ROSA KHUTOR — Canada's Dara Howell soared as several of her top rivals crashed out Tuesday to win the first-ever Olympic gold medal in women's ski slopestyle.

Howell's first run combined speed and big air for an almost unheard-of score of 94.20 points in the discipline.

After several star names failed to make the final and others crashed out, the silver medal went to Devin Logan of the U.S. with a score of 85.40, with the bronze for Canadian Kim Lamarre with 85.00.

Howell, from Ontario, was competing with two stitches in her nose after a bizarre incident in which she knocked a bedside lamp onto her face after waking up.

Lamarre recovered from a fall on her first run to produce a solid second attempt, knocking Australia's Anna Segal off the podium.

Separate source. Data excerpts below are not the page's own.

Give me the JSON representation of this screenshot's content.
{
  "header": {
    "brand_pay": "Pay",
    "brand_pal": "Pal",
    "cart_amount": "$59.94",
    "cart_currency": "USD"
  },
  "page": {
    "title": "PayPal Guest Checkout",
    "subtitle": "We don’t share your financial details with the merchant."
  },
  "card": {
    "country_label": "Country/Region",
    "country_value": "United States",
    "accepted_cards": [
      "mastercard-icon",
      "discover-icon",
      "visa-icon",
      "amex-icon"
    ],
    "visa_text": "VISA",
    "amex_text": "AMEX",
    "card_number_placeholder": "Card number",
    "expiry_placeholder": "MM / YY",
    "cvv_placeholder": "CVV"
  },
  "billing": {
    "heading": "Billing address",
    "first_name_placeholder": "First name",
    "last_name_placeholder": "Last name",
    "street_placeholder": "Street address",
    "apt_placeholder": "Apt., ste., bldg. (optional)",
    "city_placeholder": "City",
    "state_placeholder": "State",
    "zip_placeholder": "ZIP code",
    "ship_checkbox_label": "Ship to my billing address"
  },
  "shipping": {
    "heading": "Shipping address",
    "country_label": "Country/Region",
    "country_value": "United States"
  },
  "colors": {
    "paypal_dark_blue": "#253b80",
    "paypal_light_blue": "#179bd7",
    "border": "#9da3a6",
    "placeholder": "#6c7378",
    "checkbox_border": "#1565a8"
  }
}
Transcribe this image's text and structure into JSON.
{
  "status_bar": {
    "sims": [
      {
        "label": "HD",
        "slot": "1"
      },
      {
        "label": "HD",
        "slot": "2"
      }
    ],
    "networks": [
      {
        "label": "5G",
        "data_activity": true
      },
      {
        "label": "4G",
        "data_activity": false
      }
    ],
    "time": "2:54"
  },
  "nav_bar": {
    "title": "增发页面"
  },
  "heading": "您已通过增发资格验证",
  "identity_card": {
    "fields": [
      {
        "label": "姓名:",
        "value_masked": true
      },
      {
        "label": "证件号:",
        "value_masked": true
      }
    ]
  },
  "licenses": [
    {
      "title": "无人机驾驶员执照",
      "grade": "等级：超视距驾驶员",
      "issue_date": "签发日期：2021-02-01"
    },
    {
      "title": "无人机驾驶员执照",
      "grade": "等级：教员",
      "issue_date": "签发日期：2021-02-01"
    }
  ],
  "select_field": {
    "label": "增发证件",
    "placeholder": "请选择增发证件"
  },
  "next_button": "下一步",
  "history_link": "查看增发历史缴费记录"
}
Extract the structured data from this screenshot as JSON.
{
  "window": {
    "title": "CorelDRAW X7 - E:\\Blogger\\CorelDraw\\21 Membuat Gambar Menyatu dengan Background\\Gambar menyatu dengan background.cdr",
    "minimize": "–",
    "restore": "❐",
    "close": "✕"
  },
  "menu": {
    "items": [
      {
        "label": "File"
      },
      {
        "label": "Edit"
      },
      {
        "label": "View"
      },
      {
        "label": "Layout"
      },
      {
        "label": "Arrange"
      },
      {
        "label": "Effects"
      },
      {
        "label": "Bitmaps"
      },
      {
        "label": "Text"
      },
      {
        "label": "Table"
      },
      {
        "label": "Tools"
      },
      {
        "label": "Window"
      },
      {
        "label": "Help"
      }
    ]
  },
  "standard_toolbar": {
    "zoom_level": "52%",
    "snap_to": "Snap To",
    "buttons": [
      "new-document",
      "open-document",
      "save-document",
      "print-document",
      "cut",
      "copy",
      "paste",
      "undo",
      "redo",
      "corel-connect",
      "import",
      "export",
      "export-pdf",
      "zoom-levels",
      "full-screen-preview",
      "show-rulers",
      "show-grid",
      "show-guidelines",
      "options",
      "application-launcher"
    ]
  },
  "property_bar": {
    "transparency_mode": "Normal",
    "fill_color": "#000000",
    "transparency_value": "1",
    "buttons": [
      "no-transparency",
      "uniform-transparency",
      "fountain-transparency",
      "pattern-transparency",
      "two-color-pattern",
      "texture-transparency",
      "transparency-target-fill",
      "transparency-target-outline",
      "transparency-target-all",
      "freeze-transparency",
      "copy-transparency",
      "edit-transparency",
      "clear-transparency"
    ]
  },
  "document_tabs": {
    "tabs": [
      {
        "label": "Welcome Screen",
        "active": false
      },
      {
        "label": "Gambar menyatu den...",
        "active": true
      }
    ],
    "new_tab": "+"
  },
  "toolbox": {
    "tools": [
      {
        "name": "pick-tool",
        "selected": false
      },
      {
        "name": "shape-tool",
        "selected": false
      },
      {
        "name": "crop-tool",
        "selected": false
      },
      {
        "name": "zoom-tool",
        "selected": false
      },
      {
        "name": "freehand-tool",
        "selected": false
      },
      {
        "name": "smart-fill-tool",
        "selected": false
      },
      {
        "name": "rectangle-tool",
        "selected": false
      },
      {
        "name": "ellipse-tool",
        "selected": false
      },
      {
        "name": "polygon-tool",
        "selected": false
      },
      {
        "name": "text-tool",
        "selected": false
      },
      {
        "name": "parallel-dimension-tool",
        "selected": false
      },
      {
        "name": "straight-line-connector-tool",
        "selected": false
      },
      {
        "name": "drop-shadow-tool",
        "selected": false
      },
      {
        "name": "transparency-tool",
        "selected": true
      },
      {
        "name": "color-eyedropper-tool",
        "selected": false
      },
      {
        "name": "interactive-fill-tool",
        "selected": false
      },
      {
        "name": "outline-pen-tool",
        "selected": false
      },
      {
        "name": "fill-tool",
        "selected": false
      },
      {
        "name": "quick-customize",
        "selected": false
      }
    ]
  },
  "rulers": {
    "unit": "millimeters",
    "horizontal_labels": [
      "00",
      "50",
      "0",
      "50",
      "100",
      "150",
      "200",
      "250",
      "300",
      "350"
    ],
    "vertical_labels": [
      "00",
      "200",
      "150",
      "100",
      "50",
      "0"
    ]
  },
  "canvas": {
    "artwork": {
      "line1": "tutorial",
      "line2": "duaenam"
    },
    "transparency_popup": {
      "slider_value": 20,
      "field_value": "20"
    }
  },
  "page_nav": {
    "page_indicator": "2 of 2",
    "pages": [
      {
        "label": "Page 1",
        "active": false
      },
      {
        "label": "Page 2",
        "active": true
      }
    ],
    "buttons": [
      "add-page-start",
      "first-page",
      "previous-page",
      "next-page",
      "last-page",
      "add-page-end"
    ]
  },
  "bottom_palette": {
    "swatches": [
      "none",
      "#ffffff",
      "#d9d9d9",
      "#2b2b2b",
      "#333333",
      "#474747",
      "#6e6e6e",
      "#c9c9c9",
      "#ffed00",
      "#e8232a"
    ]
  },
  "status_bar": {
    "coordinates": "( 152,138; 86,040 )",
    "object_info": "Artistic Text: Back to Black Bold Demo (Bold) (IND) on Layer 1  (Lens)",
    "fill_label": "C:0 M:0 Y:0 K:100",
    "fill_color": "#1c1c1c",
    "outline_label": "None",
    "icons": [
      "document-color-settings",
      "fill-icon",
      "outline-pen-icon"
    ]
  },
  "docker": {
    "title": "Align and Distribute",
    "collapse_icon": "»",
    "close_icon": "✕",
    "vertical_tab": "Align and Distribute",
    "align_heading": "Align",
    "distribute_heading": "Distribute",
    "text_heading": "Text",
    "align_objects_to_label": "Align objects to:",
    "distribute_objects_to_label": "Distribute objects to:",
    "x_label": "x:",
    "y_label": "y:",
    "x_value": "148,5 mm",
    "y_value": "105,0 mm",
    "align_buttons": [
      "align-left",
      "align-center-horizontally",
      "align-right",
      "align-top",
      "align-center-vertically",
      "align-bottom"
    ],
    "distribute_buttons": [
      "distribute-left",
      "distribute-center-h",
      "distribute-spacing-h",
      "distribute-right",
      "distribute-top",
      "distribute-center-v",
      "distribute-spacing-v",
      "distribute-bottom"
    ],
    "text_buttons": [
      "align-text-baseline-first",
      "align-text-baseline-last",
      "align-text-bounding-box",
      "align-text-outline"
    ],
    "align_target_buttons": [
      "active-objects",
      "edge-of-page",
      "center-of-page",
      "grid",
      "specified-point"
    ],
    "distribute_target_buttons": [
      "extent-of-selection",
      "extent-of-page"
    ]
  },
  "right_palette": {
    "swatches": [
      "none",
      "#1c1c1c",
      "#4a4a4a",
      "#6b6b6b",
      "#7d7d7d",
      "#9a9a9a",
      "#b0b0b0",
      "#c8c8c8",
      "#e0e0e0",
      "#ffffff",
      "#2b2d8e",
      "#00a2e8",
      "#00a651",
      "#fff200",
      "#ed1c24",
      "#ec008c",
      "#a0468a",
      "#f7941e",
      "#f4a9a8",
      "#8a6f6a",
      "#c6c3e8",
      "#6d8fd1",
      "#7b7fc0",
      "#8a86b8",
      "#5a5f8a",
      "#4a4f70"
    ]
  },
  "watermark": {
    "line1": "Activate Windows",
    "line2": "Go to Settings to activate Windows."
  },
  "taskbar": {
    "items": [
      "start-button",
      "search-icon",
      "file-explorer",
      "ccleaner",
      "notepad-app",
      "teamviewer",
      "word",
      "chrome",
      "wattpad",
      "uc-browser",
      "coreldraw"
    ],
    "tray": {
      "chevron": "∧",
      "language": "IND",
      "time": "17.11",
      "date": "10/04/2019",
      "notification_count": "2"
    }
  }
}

There were worries as Canada's Yuki Tsubota crashed hard in the final, landing short of the slope on jump and bouncing onto her back. Tsubota, a former hockey player, did not seem to move and was stretchered off the slope. A Canadian team spokesman later said that she was not seriously injured.

Slopestyle's first Olympic showing has come amid controversy over the course, which was altered to lower the height of the jumps in light of complaints from snowboarders last week that it was unsafe.

Ski slopestyle's first Olympic final was deprived of many of the sport's biggest talents due to injuries, illness and simple failure on the slope.

Four time Winter X-Games champion Kaya Turski of Canada was the hot favorite before the competition, but had been struggling with a virus and fell on both of her qualifying runs, ending her charge for a medal.

"I've had a really rough two weeks actually. I've been sick," she said. "I struggled pretty hard this morning and I'm just glad it's over."

Germany's Lisa Zimmermann, 17, had been one of the most innovative skiers this season, becoming the first woman to land a twice inverted spin in competition, but could not knit together a clean run in qualifying.

Before the competition, a broken arm ended Olympic hopes for 15-year-old U.S. prodigy Maggie Voisin, and a training crash laid low X-Games silver medalist Tiril Sjastad Christiansen.